Double standards and media myths on North Korea’s “brutal and despotic” regime.
American student Otto Warmbier, 22, passed away in Cincinnati on Monday, only days after he returned from North Korea unable to speak, see or respond to voices. North Korea had sentenced Warmbier to 15 years hard labor based on a bogus charge.
President Trump said “It's a total disgrace what happened to Otto and it should never ever be allowed to happen.” The American’s death also prompted outrage from a leading Democrat.
“The barbaric treatment of Otto Warmbier by the North Korean regime amounts to the murder of a U.S. citizen,” California Democrat Adam Schiff told reporters. “The North Korean regime has shown once again that it is perfectly willing to treat Americans who visit their nation as hostages to extract concessions from the United States.” Schiff also echoed Republican calls for a ban on travel to North Korea because tourism “helps to fund one of the most brutal and despotic regimes in the world.”
Schiff is the ranking member of the House Intelligence Committee and a prime mover of the charge that “President Vladimir Putin decided to become an active participant in the U.S. election and attempt to influence its result for Donald Trump and against Hillary Clinton.” This sudden display of wrath against North Korea might lead some to believe that the American left has always opposed that regime with the same vigor. Such is hardly the case.

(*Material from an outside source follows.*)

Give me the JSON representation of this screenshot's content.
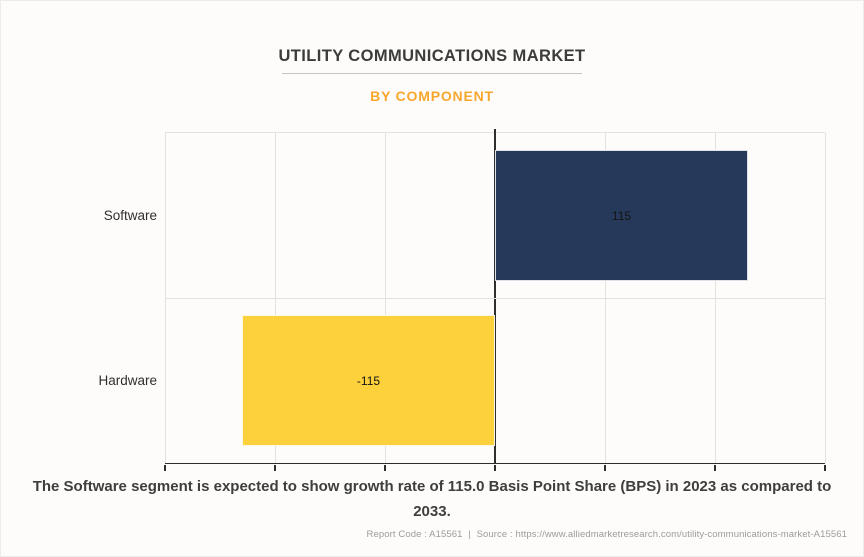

With aid from American Stalinist spies such as Julius and Ethel Rosenberg, Soviet dictator Josef Stalin gained the technology to build nuclear weapons. The USSR exploded its first atomic bomb on August 29, 1949 and the blast encouraged Stalin to mount a surge in his expansionist plans. He urged his North Korean ally Kim Il-Sung to attack South Korea, an ally of the United States, and on July 25, 1950, the Communist forces invaded.
According to The Hidden History of the Korean War, it was South Korea that invaded North Korea. That was the official Soviet position, and no surprise from author I.F. Stone. As John Earl Haynes, Harvey Klehr and Alexander Vassiliev explain in Spies: The Rise and Fall of the KGB in America, Stone was in fact a Soviet agent who took money from the KGB. He made a career of recycling Communist propaganda but “by the time he died in 1989, I.F. Stone had been installed in the pantheon of left-wing heroes as a symbol of rectitude and a teller of truth to power.”
Peter Osnos, founder of PublicAffairs books, explains that the publishing house, “is a tribute to the standards, values, and flair of three persons who have served as mentors to countless reporters, writers, editors, and book people of all kinds, including me.” The first mentor is “I. F. Stone, proprietor of I. F. Stone’s Weekly,” a man who “combined a commitment to the First Amendment with entrepreneurial zeal and reporting skill and became one of the great independent journalists in American history.”
In similar style, when he passed away, the New York Times called Stone an “independent, radical pamphleteer of American journalism.”
In Hollywood, Communist writers portrayed North Korea as a peaceful, democratic country struggling to defend itself against the evil United States. Stalinist screenwriter Lester Cole, one of Hollywood Ten, praised North Korean cinema in his 1981 memoir Hollywood Red.
Leftist writers mocked movies such as Pork Chop Hill, about a hard-fought American victory in the Korean War. In recent decades, North Korea’s Stalinist regime has not been a favorite subject for Hollywood filmmakers, though not for a lack of stories. For example, Blaine Harden’s Escape from Camp 14: One Man’s Remarkable Odyssey from North Korea to Freedom in the West, charts the story of Shin Dong-hyuk, one of the few ever to escape.
In camp schools Shin saw teachers beating students to death for no reason. Students worked as slaves gathering human excrement in freezing conditions. Anyone who does not “acknowledge his sins and instead denies them or carries a deviant opinion of them will be shot immediately.”
This is the Stalinist regime that now menaces the United States and its allies with nuclear weapons. President Trump has responded with a deployment of the Terminal High Altitude Area Defense (THAAD), which North Korea, China and Russia find disturbing. Newly elected South Korean president Moon Jae-in opposes further deployment of THAAD, but this has not sparked the interest of congressional Democrats such as Adam Schiff of the House Intelligence Committee.
Did China and Russia perhaps intervene in the South Korean election? The Democrats neglect such questions and continue to charge, with no evidence, that Putin swung the U.S. election for Donald Trump. Adam Schiff supports a travel ban to North Korea but shows no support for the president’s temporary restrictions on travel from six countries where those who seek to murder American citizens now thrive.
The old-line establishment media opposes the travel ban and echoes the baseless charge that Putin and Trump stole the election from progressive champion Hillary Clinton. It’s the same inversion of reality one finds in The Hidden History of the Korean War by “independent journalist” I.F. Stone.